1. Field of the Invention
The present invention relates generally to fluxbucking transformers and more particularly to fluxbucking line transformers particularly suitable for application in telephone line circuits.
2. Description of the Prior Art
In present day telephone subscriber systems it is required to couple large DC biases on the order of 50 volts thru the primary windings of line transformers to the telephone tip and ring lines of the subscriber sets to provide various DC voltages, such as the voltage required for operation of the telephone carbon microphone, upon which DC voltage the speech signals are modulated, and other signals utilized in telephone subscriber sets. Prior art line transformers which could withstand the required large DC biases without saturation of the transformer core and consequent distortion of the relatively small ac speech modulation generated by the carbon microphone which must be coupled from the line transformer primary windings to the transformer secondary windings to which the 2-wire to 4-wire conversion circuitry is connected require either large cores to avoid saturation by the DC current or complex compensation circuitry. Thus, such prior art transformers as a whole must be very large in relation to a transformer which, while required to couple ac signals is not required to pass a large DC current.
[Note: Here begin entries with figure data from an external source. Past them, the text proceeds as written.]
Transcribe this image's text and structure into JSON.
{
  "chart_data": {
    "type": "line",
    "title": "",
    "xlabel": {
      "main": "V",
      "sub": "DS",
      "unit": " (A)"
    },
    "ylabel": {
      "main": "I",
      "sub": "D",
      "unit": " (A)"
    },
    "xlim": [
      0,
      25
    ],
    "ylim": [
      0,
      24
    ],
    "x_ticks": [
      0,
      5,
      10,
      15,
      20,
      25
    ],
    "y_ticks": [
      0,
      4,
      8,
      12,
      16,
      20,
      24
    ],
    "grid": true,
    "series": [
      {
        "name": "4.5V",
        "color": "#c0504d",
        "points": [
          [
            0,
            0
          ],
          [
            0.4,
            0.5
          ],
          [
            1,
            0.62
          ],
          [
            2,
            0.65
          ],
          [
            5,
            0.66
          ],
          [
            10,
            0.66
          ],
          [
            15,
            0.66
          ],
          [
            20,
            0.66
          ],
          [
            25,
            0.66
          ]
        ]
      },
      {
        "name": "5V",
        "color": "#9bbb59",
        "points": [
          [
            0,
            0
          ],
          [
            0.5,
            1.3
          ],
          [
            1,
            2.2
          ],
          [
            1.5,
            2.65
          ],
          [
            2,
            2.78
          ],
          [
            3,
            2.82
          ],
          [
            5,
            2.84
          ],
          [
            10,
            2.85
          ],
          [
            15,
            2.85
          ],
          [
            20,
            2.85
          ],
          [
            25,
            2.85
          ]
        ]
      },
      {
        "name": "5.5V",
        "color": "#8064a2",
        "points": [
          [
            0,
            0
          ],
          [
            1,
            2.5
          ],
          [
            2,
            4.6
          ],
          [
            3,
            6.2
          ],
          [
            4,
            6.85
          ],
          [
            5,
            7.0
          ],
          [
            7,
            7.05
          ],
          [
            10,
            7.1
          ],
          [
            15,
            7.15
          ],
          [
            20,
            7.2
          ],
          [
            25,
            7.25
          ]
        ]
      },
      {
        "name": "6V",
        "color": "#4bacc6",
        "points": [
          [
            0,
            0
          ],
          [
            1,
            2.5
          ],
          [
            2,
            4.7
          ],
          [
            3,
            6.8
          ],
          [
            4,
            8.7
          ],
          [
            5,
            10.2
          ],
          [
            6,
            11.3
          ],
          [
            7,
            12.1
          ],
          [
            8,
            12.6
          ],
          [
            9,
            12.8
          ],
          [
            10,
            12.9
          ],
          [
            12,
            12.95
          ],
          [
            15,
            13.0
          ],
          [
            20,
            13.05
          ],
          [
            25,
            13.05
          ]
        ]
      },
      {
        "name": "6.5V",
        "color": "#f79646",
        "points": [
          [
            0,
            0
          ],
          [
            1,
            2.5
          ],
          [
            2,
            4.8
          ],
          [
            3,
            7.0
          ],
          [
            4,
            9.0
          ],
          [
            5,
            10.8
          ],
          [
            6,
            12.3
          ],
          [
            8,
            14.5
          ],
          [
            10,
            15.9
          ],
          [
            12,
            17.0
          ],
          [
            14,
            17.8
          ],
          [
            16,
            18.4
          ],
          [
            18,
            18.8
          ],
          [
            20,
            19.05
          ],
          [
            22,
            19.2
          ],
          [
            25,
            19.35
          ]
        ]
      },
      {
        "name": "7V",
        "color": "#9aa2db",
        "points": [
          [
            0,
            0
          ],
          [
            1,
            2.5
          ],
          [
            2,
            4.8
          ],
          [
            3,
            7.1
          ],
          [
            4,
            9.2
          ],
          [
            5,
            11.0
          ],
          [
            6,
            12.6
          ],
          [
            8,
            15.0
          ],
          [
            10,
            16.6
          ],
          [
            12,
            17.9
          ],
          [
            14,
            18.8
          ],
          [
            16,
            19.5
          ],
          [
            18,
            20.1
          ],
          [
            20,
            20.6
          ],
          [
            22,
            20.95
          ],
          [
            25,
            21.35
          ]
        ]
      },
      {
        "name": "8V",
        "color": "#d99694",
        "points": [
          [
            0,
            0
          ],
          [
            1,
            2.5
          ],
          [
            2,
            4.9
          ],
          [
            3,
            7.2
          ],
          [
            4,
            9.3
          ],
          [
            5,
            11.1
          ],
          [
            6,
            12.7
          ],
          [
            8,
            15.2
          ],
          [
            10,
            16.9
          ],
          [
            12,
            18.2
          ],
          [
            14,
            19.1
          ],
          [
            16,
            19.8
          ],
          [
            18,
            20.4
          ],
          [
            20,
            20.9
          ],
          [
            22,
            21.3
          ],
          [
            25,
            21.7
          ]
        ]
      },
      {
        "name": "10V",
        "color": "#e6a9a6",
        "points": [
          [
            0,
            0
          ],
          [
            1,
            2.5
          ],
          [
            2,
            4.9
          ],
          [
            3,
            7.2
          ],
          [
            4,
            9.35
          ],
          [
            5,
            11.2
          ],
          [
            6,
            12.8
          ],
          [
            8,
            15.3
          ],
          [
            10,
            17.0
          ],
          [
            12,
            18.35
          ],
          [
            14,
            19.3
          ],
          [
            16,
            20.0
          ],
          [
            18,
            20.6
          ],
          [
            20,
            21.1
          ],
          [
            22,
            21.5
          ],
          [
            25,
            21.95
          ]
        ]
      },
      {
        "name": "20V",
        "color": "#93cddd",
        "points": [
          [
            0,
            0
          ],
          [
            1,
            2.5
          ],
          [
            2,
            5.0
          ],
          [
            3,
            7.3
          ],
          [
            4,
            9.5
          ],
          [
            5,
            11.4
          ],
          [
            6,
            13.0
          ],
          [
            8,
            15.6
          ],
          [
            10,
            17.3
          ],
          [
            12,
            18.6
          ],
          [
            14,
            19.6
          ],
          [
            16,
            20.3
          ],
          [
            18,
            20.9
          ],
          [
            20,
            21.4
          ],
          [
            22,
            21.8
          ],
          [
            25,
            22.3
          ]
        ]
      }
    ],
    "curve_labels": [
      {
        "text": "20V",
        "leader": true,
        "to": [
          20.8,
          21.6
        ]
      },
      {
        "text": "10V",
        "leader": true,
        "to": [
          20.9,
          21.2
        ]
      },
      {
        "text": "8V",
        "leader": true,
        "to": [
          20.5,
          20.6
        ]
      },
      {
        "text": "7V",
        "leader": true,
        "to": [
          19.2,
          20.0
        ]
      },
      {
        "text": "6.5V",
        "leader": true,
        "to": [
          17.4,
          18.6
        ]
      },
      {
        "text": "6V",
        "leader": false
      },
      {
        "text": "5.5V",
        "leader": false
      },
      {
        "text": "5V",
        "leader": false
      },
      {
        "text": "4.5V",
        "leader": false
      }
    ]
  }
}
In order to reduce this requisite large transformer core size and associated cost, prior art fluxbucking techniques compensate for the DC bias in the transformer by sensing the DC components in the magnetic field with Hall effect sensors or by sensing the DC current through the transformer windings with current sensors to derive control signals for use in generating a fluxbucking current of opposite polarity which is then fed back to the transformer windings to cancel out the DC field. Such prior art control circuitry is both complex, expensive and does not effectively compensate for different DC currents in diffrent transformer windings, such as occur in the primary windings associated with telephone tip and ring lines.